Postado em 29/07/2026 às 16:56:23

O Superior Tribunal de Justiça (STJ) proferiu decisão que impede a tramitação de um recurso extraordinário com o objetivo de levar a discussão sobre o caso de Robinho ao Supremo Tribunal Federal (STF). A negativa de seguimento, fundamentada pelo ministro Luis Felipe Salomão, relator do caso na Corte Superior, baseia-se na ausência de demonstração de violação direta à Constituição Federal.

Segundo o entendimento do ministro Salomão, as alegações apresentadas pela defesa de Robinho em seu recurso não ultrapassam o âmbito da interpretação de normas infraconstitucionais. Para que um recurso extraordinário seja admitido no STF, é imperativo que a controvérsia jurídica envolva matéria constitucional, ou seja, a dissonância entre a decisão judicial proferida e um preceito ou princípio contido na Carta Magna.

O ministro avaliou que as pretensões da defesa, em sua essência, demandam um reexame de provas e uma análise aprofundada da legislação infraconstitucional, como o Código de Processo Penal e acordos internacionais, o que foge à competência recursal extraordinária do STF. A função primordial do STF, neste contexto, é a guarda da Constituição, e não a revisão de decisões que se cingem à aplicação de leis ordinárias.

A decisão do STJ reforça a linha jurisprudencial que exige a demonstração inequívoca da repercussão geral da matéria constitucional discutida.
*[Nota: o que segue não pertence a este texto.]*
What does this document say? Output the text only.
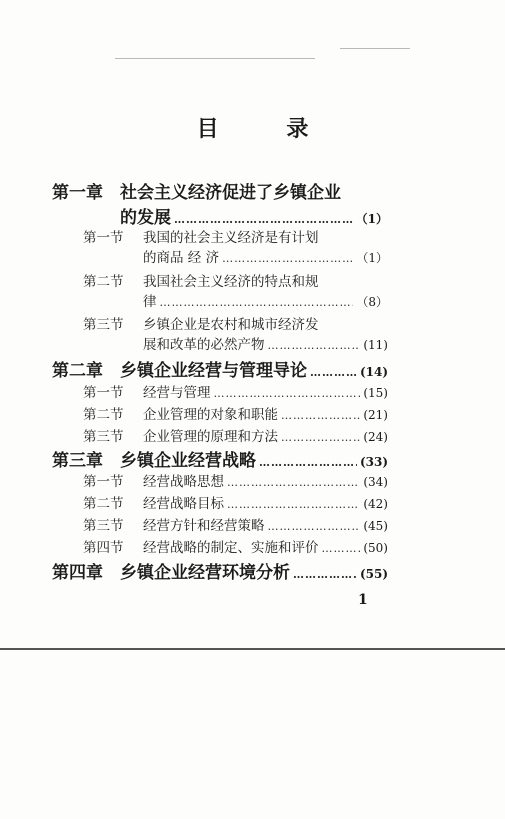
目 录
第一章	社会主义经济促进了乡镇企业
的发展 …………………………………………………………………………………………………………………………	（1）
第一节	我国的社会主义经济是有计划
的商品 经 济 …………………………………………………………………………………………………………………………	（1）
第二节	我国社会主义经济的特点和规
律 …………………………………………………………………………………………………………………………	（8）
第三节	乡镇企业是农村和城市经济发
展和改革的必然产物 …………………………………………………………………………………………………………………………	(11)
第二章	乡镇企业经营与管理导论 …………………………………………………………………………………………………………………………	(14)
第一节	经营与管理 …………………………………………………………………………………………………………………………	(15)
第二节	企业管理的对象和职能 …………………………………………………………………………………………………………………………	(21)
第三节	企业管理的原理和方法 …………………………………………………………………………………………………………………………	(24)
第三章	乡镇企业经营战略 …………………………………………………………………………………………………………………………	(33)
第一节	经营战略思想 …………………………………………………………………………………………………………………………	(34)
第二节	经营战略目标 …………………………………………………………………………………………………………………………	(42)
第三节	经营方针和经营策略 …………………………………………………………………………………………………………………………	(45)
第四节	经营战略的制定、实施和评价 …………………………………………………………………………………………………………………………	(50)
第四章	乡镇企业经营环境分析 …………………………………………………………………………………………………………………………	(55)
1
A mera alegação de violação constitucional, sem a devida fundamentação e indicação precisa do dispositivo constitucional supostamente violado, não é suficiente para justificar o acesso à Suprema Corte.

No caso em tela, a defesa buscava, por meio do recurso extraordinário, questionar a validade de procedimentos e a interpretação de normas que fundamentaram a homologação da sentença penal estrangeira pelo STJ, autorizando o cumprimento da pena no Brasil. Contudo, o ministro Salomão entendeu que os argumentos esgrimidos pela defesa giravam em torno da correta aplicação do direito infraconstitucional e da análise das questões fáticas subjacentes à decisão homologatória.
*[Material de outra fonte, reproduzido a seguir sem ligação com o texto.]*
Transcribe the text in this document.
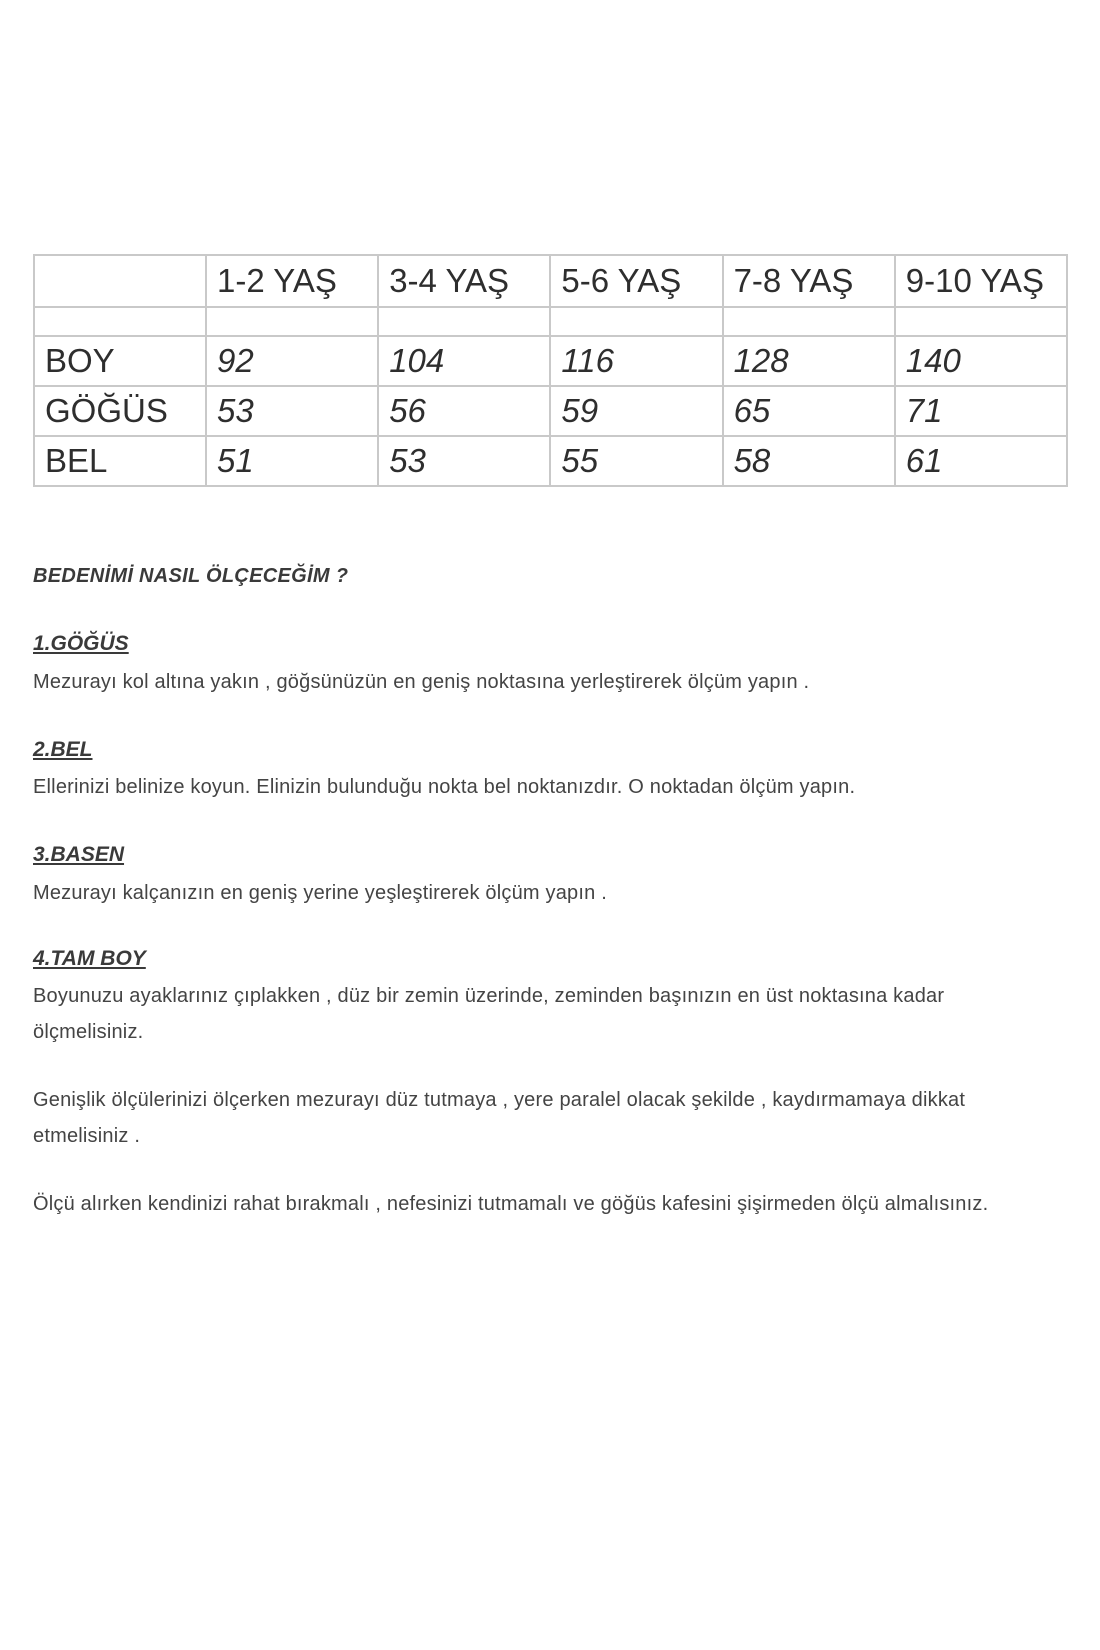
	1-2 YAŞ	3-4 YAŞ	5-6 YAŞ	7-8 YAŞ	9-10 YAŞ

BOY	92	104	116	128	140
GÖĞÜS	53	56	59	65	71
BEL	51	53	55	58	61
BEDENİMİ NASIL ÖLÇECEĞİM ?
1.GÖĞÜS
Mezurayı kol altına yakın , göğsünüzün en geniş noktasına yerleştirerek ölçüm yapın .
2.BEL
Ellerinizi belinize koyun. Elinizin bulunduğu nokta bel noktanızdır. O noktadan ölçüm yapın.
3.BASEN
Mezurayı kalçanızın en geniş yerine yeşleştirerek ölçüm yapın .
4.TAM BOY
Boyunuzu ayaklarınız çıplakken , düz bir zemin üzerinde, zeminden başınızın en üst noktasına kadar ölçmelisiniz.
Genişlik ölçülerinizi ölçerken mezurayı düz tutmaya , yere paralel olacak şekilde , kaydırmamaya dikkat etmelisiniz .
Ölçü alırken kendinizi rahat bırakmalı , nefesinizi tutmamalı ve göğüs kafesini şişirmeden ölçü almalısınız.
A homologação da sentença estrangeira, que autoriza o cumprimento da pena imposta a Robinho no Brasil, foi proferida pelo STJ em consonância com a legislação nacional e os tratados internacionais pertinentes. A decisão do STJ, ao negar seguimento ao recurso extraordinário, consolida o entendimento de que as discussões acerca da validade e exequibilidade de sentenças estrangeiras, quando fundamentadas em normas infraconstitucionais, devem ser resolvidas nas instâncias inferiores ou, quando cabível, em recursos específicos para o próprio STJ.

A atuação do STJ, ao barrar o trânsito do recurso para o STF, atua como um filtro essencial para a racionalização do acesso à Suprema Corte. A Corte Superior de Justiça cumpre seu papel de uniformizar a interpretação da legislação federal, garantindo que apenas as questões de relevância constitucional e repercussão geral atinjam o STF.
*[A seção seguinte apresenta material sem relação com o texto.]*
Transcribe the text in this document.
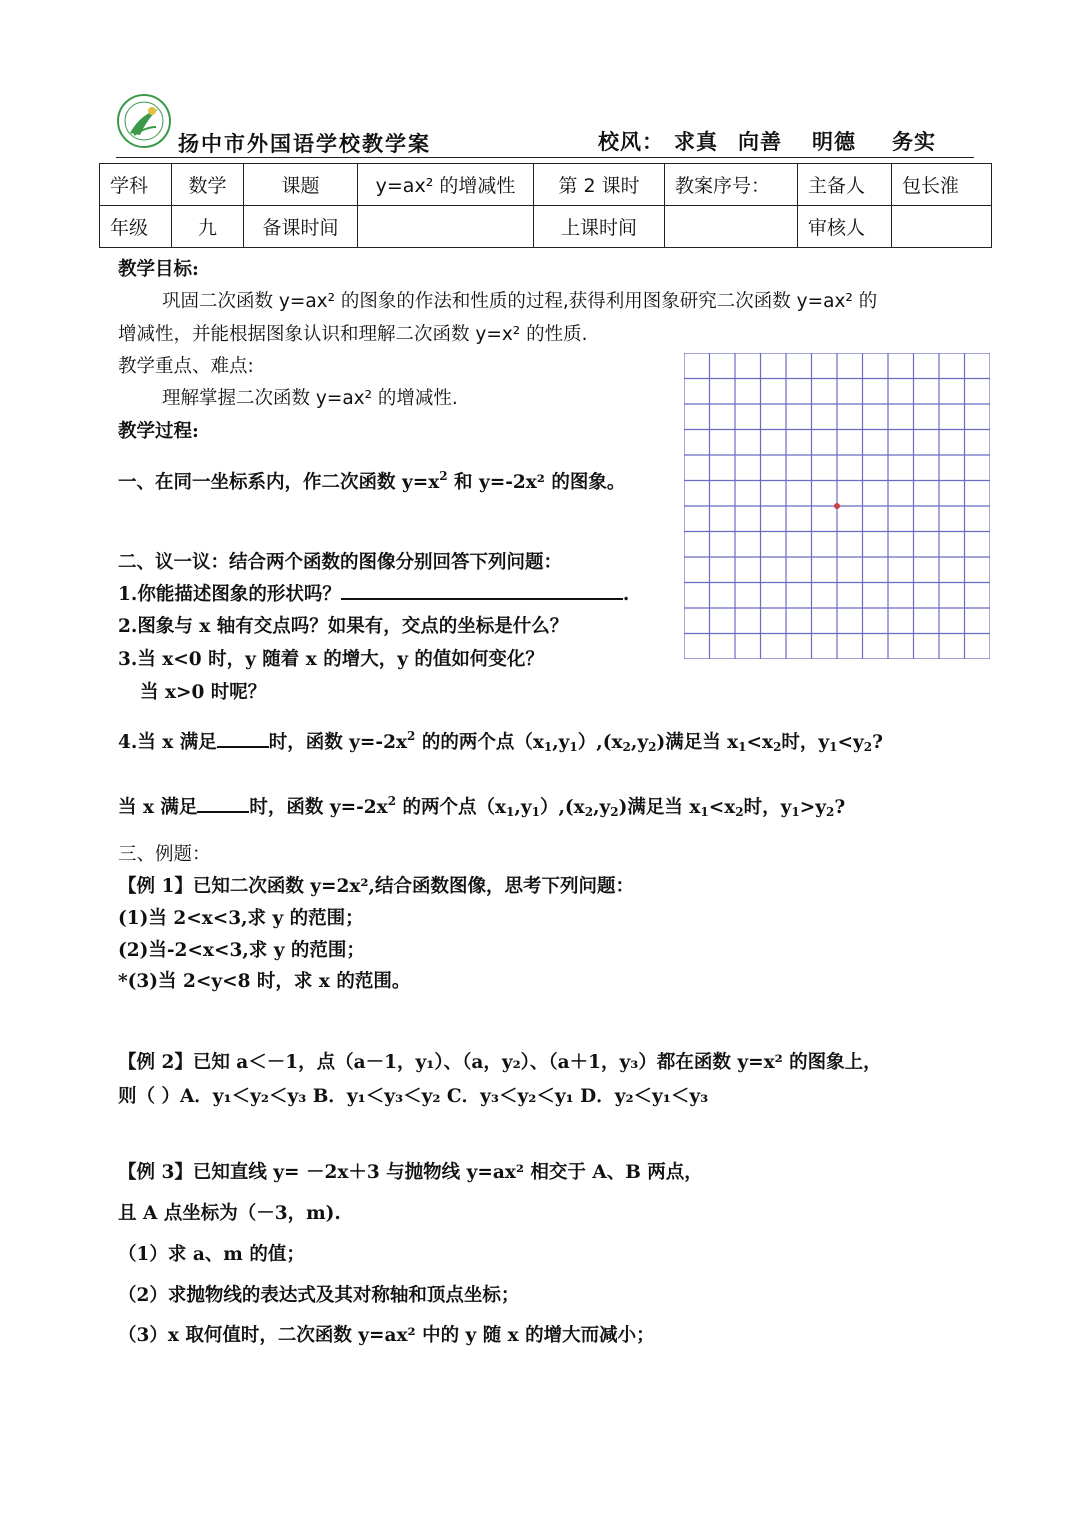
扬中市外国语学校教学案	校风： 求真 向善 明德 务实
学科	数学	课题	y=ax² 的增减性	第 2 课时	教案序号：	主备人	包长淮
年级	九	备课时间		上课时间		审核人	
教学目标:
巩固二次函数 y=ax² 的图象的作法和性质的过程,获得利用图象研究二次函数 y=ax² 的
增减性，并能根据图象认识和理解二次函数 y=x² 的性质.
教学重点、难点:
理解掌握二次函数 y=ax² 的增减性.
教学过程:
一、在同一坐标系内，作二次函数 $y=x^2$ 和 y=-2x² 的图象。
二、议一议：结合两个函数的图像分别回答下列问题：
1.你能描述图象的形状吗？	.
2.图象与 x 轴有交点吗？如果有，交点的坐标是什么？
3.当 x<0 时，y 随着 x 的增大，y 的值如何变化？
当 x>0 时呢？
4.当 x 满足	时，函数 $y=-2x^2$ 的的两个点$(x_1,y_1),(x_2,y_2)$满足当 $x_1<x_2$时，$y_1<y_2$?
当 x 满足	时，函数 $y=-2x^2$ 的两个点$(x_1,y_1),(x_2,y_2)$满足当 $x_1<x_2$时，$y_1>y_2$?
三、例题：
【例 1】已知二次函数 y=2x²,结合函数图像，思考下列问题：
(1)当 2<x<3,求 y 的范围；
(2)当-2<x<3,求 y 的范围；
*(3)当 2<y<8 时，求 x 的范围。
【例 2】已知 a＜－1，点（a－1，y₁）、（a，y₂）、（a＋1，y₃）都在函数 y=x² 的图象上，
则（ ）A．y₁＜y₂＜y₃ B．y₁＜y₃＜y₂ C．y₃＜y₂＜y₁ D．y₂＜y₁＜y₃
【例 3】已知直线 y= －2x＋3 与抛物线 y=ax² 相交于 A、B 两点，
且 A 点坐标为（－3，m).
（1）求 a、m 的值；
（2）求抛物线的表达式及其对称轴和顶点坐标；
（3）x 取何值时，二次函数 y=ax² 中的 y 随 x 的增大而减小；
Dessa forma, a decisão do ministro Luis Felipe Salomão reafirma a competência e o papel de cada tribunal no ordenamento jurídico brasileiro. O STF se reserva à guarda da Constituição, enquanto o STJ se dedica à interpretação e aplicação uniforme das leis federais. O caso Robinho, neste ponto, permanece sob a égide das decisões proferidas pelo STJ, sem que a discussão seja elevada ao patamar constitucional no STF.